Report: FG Missed Oil Revenue Target by N2.79trn in Q3 2025
Summarized and contextualized by DistantNews.
At a glance
- Nigeria's federal government fell short of its oil revenue target by N2.79 trillion in the third quarter of 2025.
- The government realized only N2.45 trillion, or 31.87%, of its projected oil revenue for the quarter.
- Non-oil revenue performed better, exceeding projections with N5.25 trillion, driven by VAT, electronic transfer levies, and education taxes.
Nigeria's federal government experienced a significant oil revenue shortfall, missing its target by N2.79 trillion in the third quarter of 2025. The government managed to collect only N2.45 trillion, representing a mere 31.87% of the amount projected in the 2025 budget for that period.
In contrast, the country's non-oil revenue streams demonstrated stronger performance, surpassing expectations with a total collection of N5.25 trillion. This positive outcome was largely attributed to improved revenue generation from Value Added Tax (VAT), Electronic Money Transfer Levy (EMTL), Independent Revenue, and the Education Tax (TETFUND).
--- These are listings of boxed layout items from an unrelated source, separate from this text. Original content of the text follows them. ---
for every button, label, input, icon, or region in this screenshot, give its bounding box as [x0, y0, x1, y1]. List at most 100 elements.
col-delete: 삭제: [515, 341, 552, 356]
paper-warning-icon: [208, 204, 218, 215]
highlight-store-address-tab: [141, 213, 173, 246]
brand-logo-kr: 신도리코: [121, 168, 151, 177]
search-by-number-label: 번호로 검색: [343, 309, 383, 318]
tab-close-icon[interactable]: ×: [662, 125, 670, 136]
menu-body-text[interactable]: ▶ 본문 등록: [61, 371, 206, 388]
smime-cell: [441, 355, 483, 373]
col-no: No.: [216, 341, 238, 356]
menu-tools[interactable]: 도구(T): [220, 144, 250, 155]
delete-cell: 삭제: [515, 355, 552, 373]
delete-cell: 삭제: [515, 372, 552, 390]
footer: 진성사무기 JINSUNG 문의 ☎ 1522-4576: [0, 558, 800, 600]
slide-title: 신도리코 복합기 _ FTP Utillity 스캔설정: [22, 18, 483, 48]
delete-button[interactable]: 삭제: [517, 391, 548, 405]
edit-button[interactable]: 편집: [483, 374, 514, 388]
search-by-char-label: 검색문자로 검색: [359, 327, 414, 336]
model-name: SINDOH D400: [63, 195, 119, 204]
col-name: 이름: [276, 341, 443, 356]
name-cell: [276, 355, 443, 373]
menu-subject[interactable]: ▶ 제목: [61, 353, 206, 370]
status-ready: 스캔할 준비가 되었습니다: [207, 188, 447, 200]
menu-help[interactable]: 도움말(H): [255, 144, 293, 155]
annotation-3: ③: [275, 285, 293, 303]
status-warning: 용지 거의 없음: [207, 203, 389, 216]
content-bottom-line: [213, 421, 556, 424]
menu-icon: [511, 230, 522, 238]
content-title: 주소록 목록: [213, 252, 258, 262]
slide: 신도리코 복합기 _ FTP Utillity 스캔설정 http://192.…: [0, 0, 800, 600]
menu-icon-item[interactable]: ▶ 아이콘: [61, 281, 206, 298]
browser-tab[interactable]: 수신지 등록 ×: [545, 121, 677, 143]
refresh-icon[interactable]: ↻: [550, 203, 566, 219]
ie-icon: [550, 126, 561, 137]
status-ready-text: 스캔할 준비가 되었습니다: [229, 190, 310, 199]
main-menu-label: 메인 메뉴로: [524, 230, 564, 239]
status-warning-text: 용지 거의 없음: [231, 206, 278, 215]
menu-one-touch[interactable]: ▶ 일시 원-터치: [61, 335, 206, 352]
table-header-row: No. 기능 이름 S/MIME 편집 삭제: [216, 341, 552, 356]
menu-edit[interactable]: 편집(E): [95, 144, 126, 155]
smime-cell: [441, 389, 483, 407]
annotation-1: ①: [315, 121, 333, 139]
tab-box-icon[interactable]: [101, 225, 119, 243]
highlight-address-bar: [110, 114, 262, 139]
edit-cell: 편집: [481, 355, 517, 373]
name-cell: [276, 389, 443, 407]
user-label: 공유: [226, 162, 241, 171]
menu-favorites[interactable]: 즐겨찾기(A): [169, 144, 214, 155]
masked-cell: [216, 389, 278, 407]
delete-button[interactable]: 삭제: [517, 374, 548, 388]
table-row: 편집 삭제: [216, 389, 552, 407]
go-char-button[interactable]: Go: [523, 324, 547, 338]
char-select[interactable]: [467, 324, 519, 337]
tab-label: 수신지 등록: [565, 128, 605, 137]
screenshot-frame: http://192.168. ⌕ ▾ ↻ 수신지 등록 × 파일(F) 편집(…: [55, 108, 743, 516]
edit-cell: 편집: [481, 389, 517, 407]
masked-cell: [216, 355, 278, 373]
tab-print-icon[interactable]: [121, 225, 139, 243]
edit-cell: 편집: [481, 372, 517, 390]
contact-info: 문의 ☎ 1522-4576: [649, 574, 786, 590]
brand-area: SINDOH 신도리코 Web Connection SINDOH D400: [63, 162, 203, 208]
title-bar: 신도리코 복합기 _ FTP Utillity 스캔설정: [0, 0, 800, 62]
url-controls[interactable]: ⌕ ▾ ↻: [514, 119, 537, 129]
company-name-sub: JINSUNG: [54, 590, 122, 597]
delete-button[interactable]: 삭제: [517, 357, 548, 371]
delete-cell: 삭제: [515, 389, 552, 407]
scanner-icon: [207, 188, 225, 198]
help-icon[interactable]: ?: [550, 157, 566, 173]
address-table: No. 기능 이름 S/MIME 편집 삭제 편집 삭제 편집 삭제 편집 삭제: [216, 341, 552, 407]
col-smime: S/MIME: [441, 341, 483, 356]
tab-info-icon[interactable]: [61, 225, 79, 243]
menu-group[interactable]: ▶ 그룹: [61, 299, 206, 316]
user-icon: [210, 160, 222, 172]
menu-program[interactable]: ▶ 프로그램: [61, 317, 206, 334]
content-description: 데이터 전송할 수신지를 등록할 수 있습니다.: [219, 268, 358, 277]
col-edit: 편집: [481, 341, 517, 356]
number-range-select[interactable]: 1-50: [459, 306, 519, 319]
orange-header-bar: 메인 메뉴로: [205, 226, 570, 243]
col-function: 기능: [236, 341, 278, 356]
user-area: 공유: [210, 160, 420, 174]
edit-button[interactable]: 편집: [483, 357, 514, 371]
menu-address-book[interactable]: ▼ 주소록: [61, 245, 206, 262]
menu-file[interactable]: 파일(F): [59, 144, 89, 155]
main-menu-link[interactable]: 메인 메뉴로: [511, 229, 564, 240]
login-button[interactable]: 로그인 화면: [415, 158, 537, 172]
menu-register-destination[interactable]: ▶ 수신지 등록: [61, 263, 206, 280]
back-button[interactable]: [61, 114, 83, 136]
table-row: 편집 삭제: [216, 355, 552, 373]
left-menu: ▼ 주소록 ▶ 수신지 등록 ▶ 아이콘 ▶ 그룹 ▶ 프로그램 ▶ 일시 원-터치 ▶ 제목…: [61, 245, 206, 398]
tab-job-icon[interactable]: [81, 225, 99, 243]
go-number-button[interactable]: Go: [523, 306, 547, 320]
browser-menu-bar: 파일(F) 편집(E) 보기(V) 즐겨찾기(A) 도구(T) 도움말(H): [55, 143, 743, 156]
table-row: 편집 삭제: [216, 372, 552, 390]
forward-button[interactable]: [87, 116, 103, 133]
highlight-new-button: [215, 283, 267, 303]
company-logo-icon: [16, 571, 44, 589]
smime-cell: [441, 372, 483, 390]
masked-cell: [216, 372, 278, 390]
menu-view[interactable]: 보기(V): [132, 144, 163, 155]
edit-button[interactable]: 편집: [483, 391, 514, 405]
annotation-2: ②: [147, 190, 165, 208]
Total FG revenue stood at N7.70 trillion, and expenditure reached N8.03 trillion, resulting in a fiscal deficit of N328.57 billion, financed through privatization proceeds and domestic borrowing.
The Q3 Budget Implementation Report (BIR) for 2025, though delayed in its release, highlighted these figures. Minister of Budget and Economic Planning, Senator Abubakar Atiku Bagudu, noted in the report's preface that revenue shortfalls persisted across both oil and non-oil sectors. Total federal government revenue stood at N7.70 trillion, while expenditure reached N8.03 trillion, resulting in a fiscal deficit of N328.57 billion.
The report identified oil revenue volatility, stemming from production and pricing shocks, as a persistent issue. It also pointed to structural underperformance in the oil sector amid lower market prices. The debt service-to-revenue ratio remains elevated, constraining fiscal space and underscoring the urgent need for enhanced revenue mobilization and expenditure rationalization. Bottlenecks in cash management, including delays in planning, continue to slow project execution and increase cost risks.
Despite fiscal pressures, the government prioritised capital investment, highlighting the ongoing imperative to strengthen domestic revenue mobilisation and ensure fiscal sustainability.